Ini Strategi Jonatan buat Jegal Lin Dan di Indonesia Open 2016

oleh Oka Akhsan diperbarui 01 Jun 2016, 20:45 WIB
Tunggal putra, Jonatan Christie, akan menyiapkan banyak strategi buat menghadapi Lin Dan (China) pada babak kedua Indonesia Open Super Series Premier 2016 di Istora Gelora Bung Karno, Senayan, Jakarta. (Bola.com/Nicklas Hanoatubun)

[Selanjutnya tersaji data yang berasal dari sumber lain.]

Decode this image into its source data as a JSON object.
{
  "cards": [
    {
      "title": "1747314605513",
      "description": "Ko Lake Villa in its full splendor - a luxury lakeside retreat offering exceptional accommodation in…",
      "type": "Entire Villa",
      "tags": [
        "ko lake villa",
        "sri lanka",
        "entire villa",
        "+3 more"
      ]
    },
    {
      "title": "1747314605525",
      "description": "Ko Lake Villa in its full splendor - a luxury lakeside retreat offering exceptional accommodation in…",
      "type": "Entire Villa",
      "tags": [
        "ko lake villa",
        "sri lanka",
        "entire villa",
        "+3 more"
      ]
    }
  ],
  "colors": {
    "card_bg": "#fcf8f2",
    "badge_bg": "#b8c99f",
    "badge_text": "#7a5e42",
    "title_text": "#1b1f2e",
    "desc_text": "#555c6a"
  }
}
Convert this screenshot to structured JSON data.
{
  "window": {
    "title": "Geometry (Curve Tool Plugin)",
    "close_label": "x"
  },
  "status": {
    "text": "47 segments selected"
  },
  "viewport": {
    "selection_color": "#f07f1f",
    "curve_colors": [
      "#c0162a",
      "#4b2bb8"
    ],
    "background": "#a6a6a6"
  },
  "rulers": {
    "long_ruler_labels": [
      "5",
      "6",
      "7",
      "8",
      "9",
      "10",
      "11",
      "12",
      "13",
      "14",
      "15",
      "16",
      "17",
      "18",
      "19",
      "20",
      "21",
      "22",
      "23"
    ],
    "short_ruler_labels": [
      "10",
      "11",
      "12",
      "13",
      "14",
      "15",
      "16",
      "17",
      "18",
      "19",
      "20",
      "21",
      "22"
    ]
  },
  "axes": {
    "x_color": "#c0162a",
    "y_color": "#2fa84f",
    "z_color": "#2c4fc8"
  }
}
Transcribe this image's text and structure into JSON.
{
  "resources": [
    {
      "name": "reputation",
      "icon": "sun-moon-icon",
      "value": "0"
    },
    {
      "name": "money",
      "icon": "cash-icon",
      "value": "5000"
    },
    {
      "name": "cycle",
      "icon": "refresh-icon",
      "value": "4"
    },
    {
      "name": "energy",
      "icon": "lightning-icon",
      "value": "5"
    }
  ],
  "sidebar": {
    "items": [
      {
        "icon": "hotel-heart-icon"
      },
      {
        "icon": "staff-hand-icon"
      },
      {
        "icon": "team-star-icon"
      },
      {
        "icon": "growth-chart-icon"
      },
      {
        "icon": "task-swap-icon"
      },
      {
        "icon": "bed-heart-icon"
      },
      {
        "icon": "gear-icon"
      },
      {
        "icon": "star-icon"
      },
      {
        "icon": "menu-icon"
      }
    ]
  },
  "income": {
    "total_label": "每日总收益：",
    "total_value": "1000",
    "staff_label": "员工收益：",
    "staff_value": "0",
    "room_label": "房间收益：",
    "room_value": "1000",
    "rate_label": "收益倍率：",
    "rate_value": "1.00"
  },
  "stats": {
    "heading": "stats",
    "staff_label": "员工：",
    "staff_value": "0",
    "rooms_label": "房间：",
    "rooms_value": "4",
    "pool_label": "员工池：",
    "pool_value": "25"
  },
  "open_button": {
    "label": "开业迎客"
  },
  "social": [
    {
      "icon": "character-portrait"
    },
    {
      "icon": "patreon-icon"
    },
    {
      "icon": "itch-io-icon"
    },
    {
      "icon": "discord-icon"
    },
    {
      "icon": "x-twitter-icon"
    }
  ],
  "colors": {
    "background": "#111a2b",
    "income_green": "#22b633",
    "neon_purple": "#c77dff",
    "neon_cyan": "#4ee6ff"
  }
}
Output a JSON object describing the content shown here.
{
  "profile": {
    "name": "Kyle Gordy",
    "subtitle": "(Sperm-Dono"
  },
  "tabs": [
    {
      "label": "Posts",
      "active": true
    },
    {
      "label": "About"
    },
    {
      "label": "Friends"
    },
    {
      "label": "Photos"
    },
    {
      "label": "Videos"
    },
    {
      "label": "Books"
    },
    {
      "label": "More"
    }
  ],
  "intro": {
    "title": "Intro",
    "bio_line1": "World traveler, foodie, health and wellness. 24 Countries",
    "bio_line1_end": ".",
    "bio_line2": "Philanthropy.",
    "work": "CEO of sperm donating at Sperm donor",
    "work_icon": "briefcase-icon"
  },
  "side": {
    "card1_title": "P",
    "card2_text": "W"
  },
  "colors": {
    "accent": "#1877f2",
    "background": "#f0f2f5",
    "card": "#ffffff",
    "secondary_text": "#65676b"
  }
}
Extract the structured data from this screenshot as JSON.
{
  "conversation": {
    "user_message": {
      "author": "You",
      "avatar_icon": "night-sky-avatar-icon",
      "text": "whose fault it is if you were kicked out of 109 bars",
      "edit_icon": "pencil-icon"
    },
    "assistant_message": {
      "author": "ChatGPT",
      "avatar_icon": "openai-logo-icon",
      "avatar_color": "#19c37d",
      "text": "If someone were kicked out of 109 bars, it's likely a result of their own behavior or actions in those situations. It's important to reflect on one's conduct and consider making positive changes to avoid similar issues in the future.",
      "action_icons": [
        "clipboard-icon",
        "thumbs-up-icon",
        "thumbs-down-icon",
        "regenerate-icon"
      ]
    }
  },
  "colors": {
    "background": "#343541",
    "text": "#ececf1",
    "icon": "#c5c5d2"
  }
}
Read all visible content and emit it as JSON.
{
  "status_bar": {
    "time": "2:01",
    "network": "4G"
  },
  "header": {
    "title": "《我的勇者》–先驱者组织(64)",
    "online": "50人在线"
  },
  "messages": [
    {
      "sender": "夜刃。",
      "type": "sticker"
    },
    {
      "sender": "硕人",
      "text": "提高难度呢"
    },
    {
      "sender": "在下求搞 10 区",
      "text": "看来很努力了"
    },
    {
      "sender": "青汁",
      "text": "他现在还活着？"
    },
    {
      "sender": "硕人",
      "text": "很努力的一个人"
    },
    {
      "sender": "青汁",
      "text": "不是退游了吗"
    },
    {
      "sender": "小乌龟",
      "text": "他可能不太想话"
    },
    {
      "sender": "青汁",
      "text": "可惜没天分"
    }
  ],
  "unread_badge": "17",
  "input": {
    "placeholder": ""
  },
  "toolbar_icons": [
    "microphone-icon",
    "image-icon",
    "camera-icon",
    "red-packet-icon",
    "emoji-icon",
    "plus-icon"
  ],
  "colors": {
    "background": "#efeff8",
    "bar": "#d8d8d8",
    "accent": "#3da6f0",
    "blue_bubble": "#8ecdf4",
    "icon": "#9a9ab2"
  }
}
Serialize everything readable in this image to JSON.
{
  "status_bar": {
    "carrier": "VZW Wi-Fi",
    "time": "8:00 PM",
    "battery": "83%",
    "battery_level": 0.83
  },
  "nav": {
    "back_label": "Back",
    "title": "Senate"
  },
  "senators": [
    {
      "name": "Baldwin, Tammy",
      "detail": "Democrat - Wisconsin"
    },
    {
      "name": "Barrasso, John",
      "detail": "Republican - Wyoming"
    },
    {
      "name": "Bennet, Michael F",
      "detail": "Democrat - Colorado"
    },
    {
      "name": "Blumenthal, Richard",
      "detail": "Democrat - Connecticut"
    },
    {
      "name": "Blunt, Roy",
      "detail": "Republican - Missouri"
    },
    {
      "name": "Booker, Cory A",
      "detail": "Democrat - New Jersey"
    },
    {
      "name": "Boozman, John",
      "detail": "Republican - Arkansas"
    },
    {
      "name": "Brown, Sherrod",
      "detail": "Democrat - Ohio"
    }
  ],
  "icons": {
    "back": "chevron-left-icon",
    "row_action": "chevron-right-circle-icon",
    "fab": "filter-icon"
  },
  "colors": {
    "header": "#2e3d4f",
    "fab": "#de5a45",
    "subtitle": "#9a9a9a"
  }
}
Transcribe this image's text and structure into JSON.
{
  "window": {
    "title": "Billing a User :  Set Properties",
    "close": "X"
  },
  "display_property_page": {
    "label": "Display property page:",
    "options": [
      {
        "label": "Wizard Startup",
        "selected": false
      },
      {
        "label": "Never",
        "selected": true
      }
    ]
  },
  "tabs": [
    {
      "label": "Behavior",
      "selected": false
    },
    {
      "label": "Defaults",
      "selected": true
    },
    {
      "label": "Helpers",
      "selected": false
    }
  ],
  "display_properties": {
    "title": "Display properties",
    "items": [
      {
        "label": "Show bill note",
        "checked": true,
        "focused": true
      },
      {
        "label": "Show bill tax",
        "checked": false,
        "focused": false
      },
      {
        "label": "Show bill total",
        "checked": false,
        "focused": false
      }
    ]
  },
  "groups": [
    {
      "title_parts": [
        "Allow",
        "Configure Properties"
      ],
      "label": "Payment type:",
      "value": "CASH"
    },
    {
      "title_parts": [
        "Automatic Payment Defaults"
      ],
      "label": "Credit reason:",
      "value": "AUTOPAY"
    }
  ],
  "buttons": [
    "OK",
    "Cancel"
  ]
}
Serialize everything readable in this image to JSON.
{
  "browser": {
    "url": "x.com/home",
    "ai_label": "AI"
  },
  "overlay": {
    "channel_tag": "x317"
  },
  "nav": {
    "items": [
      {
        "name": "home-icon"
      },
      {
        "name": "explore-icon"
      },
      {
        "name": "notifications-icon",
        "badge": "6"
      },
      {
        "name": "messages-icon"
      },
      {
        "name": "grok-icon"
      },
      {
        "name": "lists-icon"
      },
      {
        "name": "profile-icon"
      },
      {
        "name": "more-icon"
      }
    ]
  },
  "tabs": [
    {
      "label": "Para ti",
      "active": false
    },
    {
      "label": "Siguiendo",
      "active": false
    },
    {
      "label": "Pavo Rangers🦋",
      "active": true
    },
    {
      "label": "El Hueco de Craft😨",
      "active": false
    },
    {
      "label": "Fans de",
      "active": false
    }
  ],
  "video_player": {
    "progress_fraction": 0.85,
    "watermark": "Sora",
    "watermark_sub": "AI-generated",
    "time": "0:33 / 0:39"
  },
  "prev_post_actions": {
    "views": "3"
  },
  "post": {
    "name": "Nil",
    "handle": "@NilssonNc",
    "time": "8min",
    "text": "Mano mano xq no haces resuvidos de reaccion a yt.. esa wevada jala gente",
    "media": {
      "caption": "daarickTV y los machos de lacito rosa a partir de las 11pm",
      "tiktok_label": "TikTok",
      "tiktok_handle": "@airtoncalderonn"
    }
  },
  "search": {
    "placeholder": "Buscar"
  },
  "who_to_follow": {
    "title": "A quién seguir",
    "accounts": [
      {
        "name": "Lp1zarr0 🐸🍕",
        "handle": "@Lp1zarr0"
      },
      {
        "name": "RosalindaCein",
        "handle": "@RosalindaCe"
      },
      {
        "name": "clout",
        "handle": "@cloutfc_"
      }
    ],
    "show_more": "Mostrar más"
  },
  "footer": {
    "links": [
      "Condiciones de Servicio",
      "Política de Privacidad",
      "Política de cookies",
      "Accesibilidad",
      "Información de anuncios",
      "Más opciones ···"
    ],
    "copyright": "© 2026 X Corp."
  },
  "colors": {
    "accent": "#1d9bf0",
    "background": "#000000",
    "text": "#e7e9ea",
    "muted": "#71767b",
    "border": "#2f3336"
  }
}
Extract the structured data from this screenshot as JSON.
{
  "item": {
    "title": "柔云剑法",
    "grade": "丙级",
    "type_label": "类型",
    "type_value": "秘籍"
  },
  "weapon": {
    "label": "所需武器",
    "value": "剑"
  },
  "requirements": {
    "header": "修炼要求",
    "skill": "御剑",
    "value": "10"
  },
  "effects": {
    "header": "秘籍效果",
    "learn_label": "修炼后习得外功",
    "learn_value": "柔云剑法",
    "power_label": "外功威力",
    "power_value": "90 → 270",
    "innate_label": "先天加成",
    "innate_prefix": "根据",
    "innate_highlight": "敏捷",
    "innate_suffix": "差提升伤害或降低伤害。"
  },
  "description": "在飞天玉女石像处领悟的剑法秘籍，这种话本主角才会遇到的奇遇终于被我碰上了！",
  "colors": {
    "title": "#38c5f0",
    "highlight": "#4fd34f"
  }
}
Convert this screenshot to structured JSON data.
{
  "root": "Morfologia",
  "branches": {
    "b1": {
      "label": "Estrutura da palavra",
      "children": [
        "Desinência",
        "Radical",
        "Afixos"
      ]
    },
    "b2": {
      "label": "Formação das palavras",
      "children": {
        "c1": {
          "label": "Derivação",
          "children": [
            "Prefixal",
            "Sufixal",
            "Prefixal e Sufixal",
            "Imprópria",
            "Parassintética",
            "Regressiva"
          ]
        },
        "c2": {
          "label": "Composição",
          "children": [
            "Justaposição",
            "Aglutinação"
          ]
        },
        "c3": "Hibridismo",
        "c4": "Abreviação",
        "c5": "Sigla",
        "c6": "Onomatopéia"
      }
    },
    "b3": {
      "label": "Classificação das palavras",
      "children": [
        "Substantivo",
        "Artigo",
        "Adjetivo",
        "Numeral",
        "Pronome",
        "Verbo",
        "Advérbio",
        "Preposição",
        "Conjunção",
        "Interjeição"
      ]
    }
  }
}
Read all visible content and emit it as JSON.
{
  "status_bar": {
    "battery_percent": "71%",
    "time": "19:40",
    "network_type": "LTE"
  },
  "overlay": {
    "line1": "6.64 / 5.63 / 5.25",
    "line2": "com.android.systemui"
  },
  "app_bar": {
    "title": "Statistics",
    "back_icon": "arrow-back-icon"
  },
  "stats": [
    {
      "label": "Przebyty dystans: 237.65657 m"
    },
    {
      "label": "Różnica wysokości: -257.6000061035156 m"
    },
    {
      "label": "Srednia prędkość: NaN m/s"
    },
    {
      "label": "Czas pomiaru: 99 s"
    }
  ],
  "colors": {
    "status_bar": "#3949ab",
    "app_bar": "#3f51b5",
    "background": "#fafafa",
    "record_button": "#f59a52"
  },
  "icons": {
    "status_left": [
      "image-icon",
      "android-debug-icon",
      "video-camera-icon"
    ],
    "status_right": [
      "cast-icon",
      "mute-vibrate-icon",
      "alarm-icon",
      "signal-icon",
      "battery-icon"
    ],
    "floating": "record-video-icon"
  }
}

Bola.com, Jakarta - Tantangan berat menanti Jonatan Christie pada babak kedua BCA Indonesia Open Super Series Premier 2016. Tunggal putra masa depan Indonesia itu sudah harus berhadapan dengan jagoan China, Lin Dan. 

Advertisement

Jonatan melaju setelah pada laga babak pertama di Istora Gelora Bung Karno, Senayan, Jakarta, Rabu (1/6/2016), mengalahkan Hsu Jen Hao (Taiwan) 21-12, 21-19. Sementara itu, Lin Dan lolos ke babak kedua usai menundukkan Zulfadli Zulkiffli (Malaysia), 16-21, 21-18, 21-16.

"Sebelum Piala Thomas 2016 saya sudah tahu bakal bertemu Lin Dan jika lolos ke babak kedua. Ini jadi tantangan besar buat saya jika memenuhi target menyamai pencapaian tahun lalu," kata Jonatan, yang tahun lalu melaju hingga perempat final sebelum dijegal sang finalis, Jan O Jorgensen (Denmark), dalam konferensi pers setelah pertandingan.

Bicara rekor pertemuan, Jonatan masih kalah dari Lin Dan. Pada satu-satunya duel di Singapura Terbuka 2016, Jonatan menyerah dua gim langsung 13-21, 7-21.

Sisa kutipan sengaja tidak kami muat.